Yahoo Used Ground Zero Photos to Score Points on Waterboarding, Economy, Giuliani

February 10th, 2008 3:26 PM

A Yahoo photo slideshow of Ground Zero perfectly demonstrates the bias news agencies frequently insert into captions. Instead of just describing the photo, Yahoo included captions with partisan cheap shots unrelated to the image to score typical anti-War On Terror points (h/t NB reader Larry Jordan).

Out-of-place comments about waterboarding, the downturn in the economy and a criticism of Rudy Giuliani were captioned under photos of a smoking World Trade Center and Ground Zero rubble (bold mine throughout):

Slide 1: Early morning light illuminates the wreckage of the World Trade Center on September 25, 2001 in New York. The head of the CIA said Thursday it is uncertain whether the use of waterboarding, a form of simulated drowning widely condemned as torture, would be lawful if used today against Al-Qaeda detainees.

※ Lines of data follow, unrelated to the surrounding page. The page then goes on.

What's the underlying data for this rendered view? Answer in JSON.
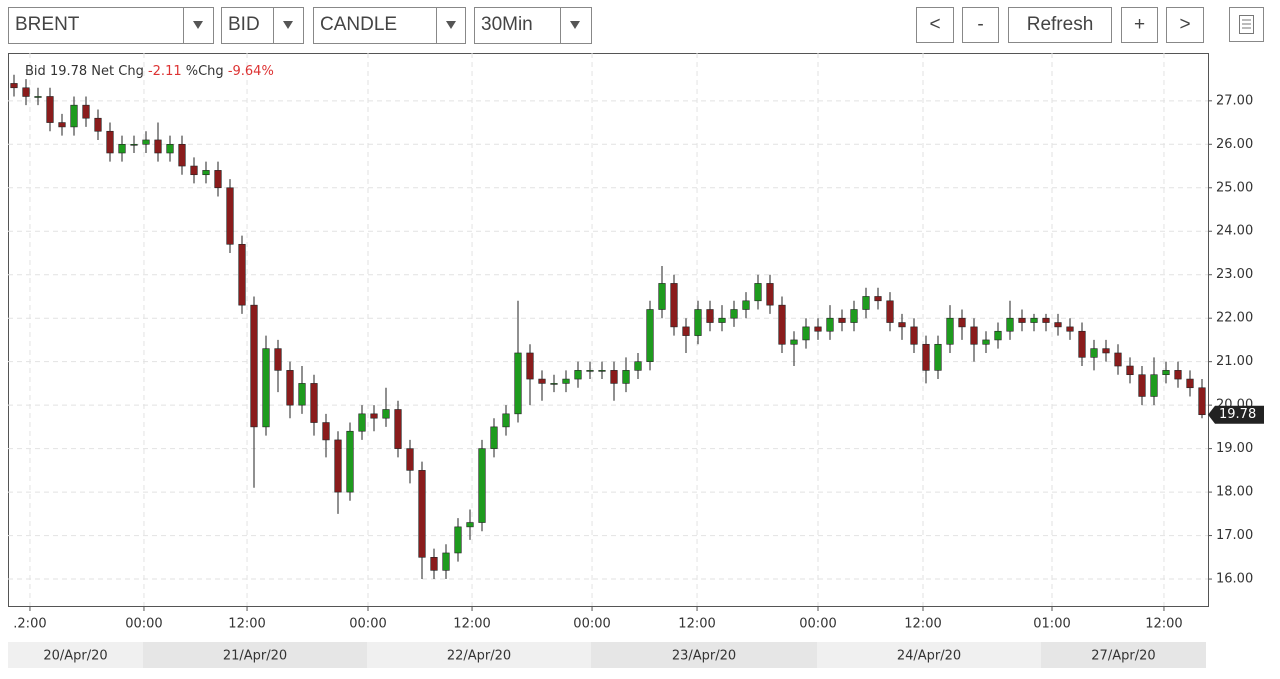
{
  "toolbar": {
    "symbol": "BRENT",
    "side": "BID",
    "style": "CANDLE",
    "interval": "30Min",
    "buttons": [
      "<",
      "-",
      "Refresh",
      "+",
      ">"
    ]
  },
  "chart_data": {
    "type": "candlestick",
    "quote": {
      "bid_label": "Bid",
      "bid": 19.78,
      "net_label": "Net Chg",
      "net": -2.11,
      "pct_label": "%Chg",
      "pct": "-9.64%"
    },
    "up_color": "#1e9b1e",
    "down_color": "#8a1c1c",
    "open": [
      27.4,
      27.3,
      27.1,
      27.1,
      26.5,
      26.4,
      26.9,
      26.6,
      26.3,
      25.8,
      26.0,
      26.0,
      26.1,
      25.8,
      26.0,
      25.5,
      25.3,
      25.4,
      25.0,
      23.7,
      22.3,
      19.5,
      21.3,
      20.8,
      20.0,
      20.5,
      19.6,
      19.2,
      18.0,
      19.4,
      19.8,
      19.7,
      19.9,
      19.0,
      18.5,
      16.5,
      16.2,
      16.6,
      17.2,
      17.3,
      19.0,
      19.5,
      19.8,
      21.2,
      20.6,
      20.5,
      20.5,
      20.6,
      20.8,
      20.8,
      20.8,
      20.5,
      20.8,
      21.0,
      22.2,
      22.8,
      21.8,
      21.6,
      22.2,
      21.9,
      22.0,
      22.2,
      22.4,
      22.8,
      22.3,
      21.4,
      21.5,
      21.8,
      21.7,
      22.0,
      21.9,
      22.2,
      22.5,
      22.4,
      21.9,
      21.8,
      21.4,
      20.8,
      21.4,
      22.0,
      21.8,
      21.4,
      21.5,
      21.7,
      22.0,
      21.9,
      22.0,
      21.9,
      21.8,
      21.7,
      21.1,
      21.3,
      21.2,
      20.9,
      20.7,
      20.2,
      20.7,
      20.8,
      20.6,
      20.4
    ],
    "high": [
      27.6,
      27.5,
      27.3,
      27.3,
      26.7,
      27.1,
      27.1,
      26.8,
      26.5,
      26.2,
      26.2,
      26.3,
      26.5,
      26.2,
      26.2,
      25.7,
      25.6,
      25.6,
      25.2,
      23.9,
      22.5,
      21.6,
      21.5,
      21.0,
      20.9,
      20.7,
      19.8,
      19.4,
      19.6,
      20.0,
      20.0,
      20.4,
      20.1,
      19.2,
      18.7,
      16.7,
      16.8,
      17.4,
      17.6,
      19.2,
      19.7,
      20.0,
      22.4,
      21.4,
      20.8,
      20.7,
      20.8,
      21.0,
      21.0,
      21.0,
      21.0,
      21.1,
      21.2,
      22.4,
      23.2,
      23.0,
      22.0,
      22.4,
      22.4,
      22.3,
      22.4,
      22.6,
      23.0,
      23.0,
      22.5,
      21.7,
      22.0,
      22.0,
      22.3,
      22.2,
      22.4,
      22.7,
      22.7,
      22.6,
      22.1,
      22.0,
      21.6,
      21.6,
      22.3,
      22.2,
      22.0,
      21.7,
      21.9,
      22.4,
      22.2,
      22.1,
      22.1,
      22.1,
      22.0,
      21.9,
      21.5,
      21.5,
      21.4,
      21.1,
      20.9,
      21.1,
      21.0,
      21.0,
      20.8,
      20.6
    ],
    "low": [
      27.1,
      26.9,
      26.9,
      26.3,
      26.2,
      26.2,
      26.4,
      26.1,
      25.6,
      25.6,
      25.8,
      25.8,
      25.6,
      25.6,
      25.3,
      25.1,
      25.1,
      24.8,
      23.5,
      22.1,
      18.1,
      19.3,
      20.3,
      19.7,
      19.8,
      19.3,
      18.8,
      17.5,
      17.8,
      19.2,
      19.4,
      19.5,
      18.8,
      18.2,
      16.0,
      16.0,
      16.0,
      16.4,
      16.9,
      17.1,
      18.8,
      19.3,
      19.6,
      20.0,
      20.1,
      20.3,
      20.3,
      20.4,
      20.6,
      20.6,
      20.1,
      20.3,
      20.6,
      20.8,
      22.0,
      21.6,
      21.2,
      21.4,
      21.7,
      21.7,
      21.8,
      22.0,
      22.2,
      22.1,
      21.2,
      20.9,
      21.3,
      21.5,
      21.5,
      21.7,
      21.7,
      22.0,
      22.2,
      21.7,
      21.5,
      21.2,
      20.5,
      20.6,
      21.2,
      21.5,
      21.0,
      21.2,
      21.3,
      21.5,
      21.7,
      21.7,
      21.7,
      21.6,
      21.5,
      20.9,
      20.8,
      21.0,
      20.7,
      20.5,
      20.0,
      20.0,
      20.5,
      20.4,
      20.2,
      19.7
    ],
    "close": [
      27.3,
      27.1,
      27.1,
      26.5,
      26.4,
      26.9,
      26.6,
      26.3,
      25.8,
      26.0,
      26.0,
      26.1,
      25.8,
      26.0,
      25.5,
      25.3,
      25.4,
      25.0,
      23.7,
      22.3,
      19.5,
      21.3,
      20.8,
      20.0,
      20.5,
      19.6,
      19.2,
      18.0,
      19.4,
      19.8,
      19.7,
      19.9,
      19.0,
      18.5,
      16.5,
      16.2,
      16.6,
      17.2,
      17.3,
      19.0,
      19.5,
      19.8,
      21.2,
      20.6,
      20.5,
      20.5,
      20.6,
      20.8,
      20.8,
      20.8,
      20.5,
      20.8,
      21.0,
      22.2,
      22.8,
      21.8,
      21.6,
      22.2,
      21.9,
      22.0,
      22.2,
      22.4,
      22.8,
      22.3,
      21.4,
      21.5,
      21.8,
      21.7,
      22.0,
      21.9,
      22.2,
      22.5,
      22.4,
      21.9,
      21.8,
      21.4,
      20.8,
      21.4,
      22.0,
      21.8,
      21.4,
      21.5,
      21.7,
      22.0,
      21.9,
      22.0,
      21.9,
      21.8,
      21.7,
      21.1,
      21.3,
      21.2,
      20.9,
      20.7,
      20.2,
      20.7,
      20.8,
      20.6,
      20.4,
      19.78
    ],
    "xlim": [
      -0.5,
      99.5
    ],
    "xticks": [
      {
        "value": 1.33,
        "label": ".2:00"
      },
      {
        "value": 10.83,
        "label": "00:00"
      },
      {
        "value": 19.42,
        "label": "12:00"
      },
      {
        "value": 29.5,
        "label": "00:00"
      },
      {
        "value": 38.17,
        "label": "12:00"
      },
      {
        "value": 48.17,
        "label": "00:00"
      },
      {
        "value": 56.92,
        "label": "12:00"
      },
      {
        "value": 67,
        "label": "00:00"
      },
      {
        "value": 75.75,
        "label": "12:00"
      },
      {
        "value": 86.5,
        "label": "01:00"
      },
      {
        "value": 95.83,
        "label": "12:00"
      }
    ],
    "date_bands": [
      {
        "label": "20/Apr/20",
        "start": -0.5,
        "end": 10.75
      },
      {
        "label": "21/Apr/20",
        "start": 10.75,
        "end": 29.42
      },
      {
        "label": "22/Apr/20",
        "start": 29.42,
        "end": 48.08
      },
      {
        "label": "23/Apr/20",
        "start": 48.08,
        "end": 66.92
      },
      {
        "label": "24/Apr/20",
        "start": 66.92,
        "end": 85.58
      },
      {
        "label": "27/Apr/20",
        "start": 85.58,
        "end": 99.33
      }
    ],
    "ylim": [
      15.38,
      28.1
    ],
    "yticks": [
      {
        "value": 16,
        "label": "16.00"
      },
      {
        "value": 17,
        "label": "17.00"
      },
      {
        "value": 18,
        "label": "18.00"
      },
      {
        "value": 19,
        "label": "19.00"
      },
      {
        "value": 20,
        "label": "20.00"
      },
      {
        "value": 21,
        "label": "21.00"
      },
      {
        "value": 22,
        "label": "22.00"
      },
      {
        "value": 23,
        "label": "23.00"
      },
      {
        "value": 24,
        "label": "24.00"
      },
      {
        "value": 25,
        "label": "25.00"
      },
      {
        "value": 26,
        "label": "26.00"
      },
      {
        "value": 27,
        "label": "27.00"
      }
    ],
    "grid": true
  }
}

Slide 2: (same photo): Early morning light illuminates the wreckage of the World Trade Center on September 25, 2001 in New York. CIA director Michael Hayden for the first time admitted publicly Tuesday that the agency had used "waterboarding," or simulated drowning, in interrogations of three top Al-Qaeda detainees nearly five years ago.

Yahoo used a photo of the “Tribute in Lights” to criticize Giuliani, which is, of course, the appropriate time to address his fatal command center decision:

Slide 21: The 'Tribute in Lights' shines on the skyline of lower Manhattan as the sixth anniversary of the attacks on the World Trade Center is observed in New York, September 11, 2007. A detailed 1998 New York Police Department analysis opposed the city's plans to locate its emergency command center at the World Trade Center but then-mayor Rudolph Giuliani's administration overrode the objections, The New York Times reported on Saturday.

This series of six photos perfectly illustrated how the media skew captions to drive home a specific message. In this case, Yahoo used photos of Ground Zero construction to make negative comments about the economy. The news agency started with different captions for each photo and then cut-and-pasted the same negative statement about the economy into each one. For example:

Slide 6: Workers rest during a lunch break at the Freedom Tower construction site on Jan. 25, 2008 in New York. Construction and factory workers have been especially hard hit by the meltdown in housing and other troubles in the economy. Spending on all construction projects by both private builders and the government fell by 2.6 percent last year, also an all-time low in records dating back to 1993.

This slideshow could have been better edited. Yahoo included several photos with no connection to the Ground Zero theme, just captions containing the words “9/11” or “ground zero” and seven images of architectural representations of the rebuilt WTC site. Between poorly selected photos and biased captioning, this Ground Zero slideshow did not reflect well upon Yahoo.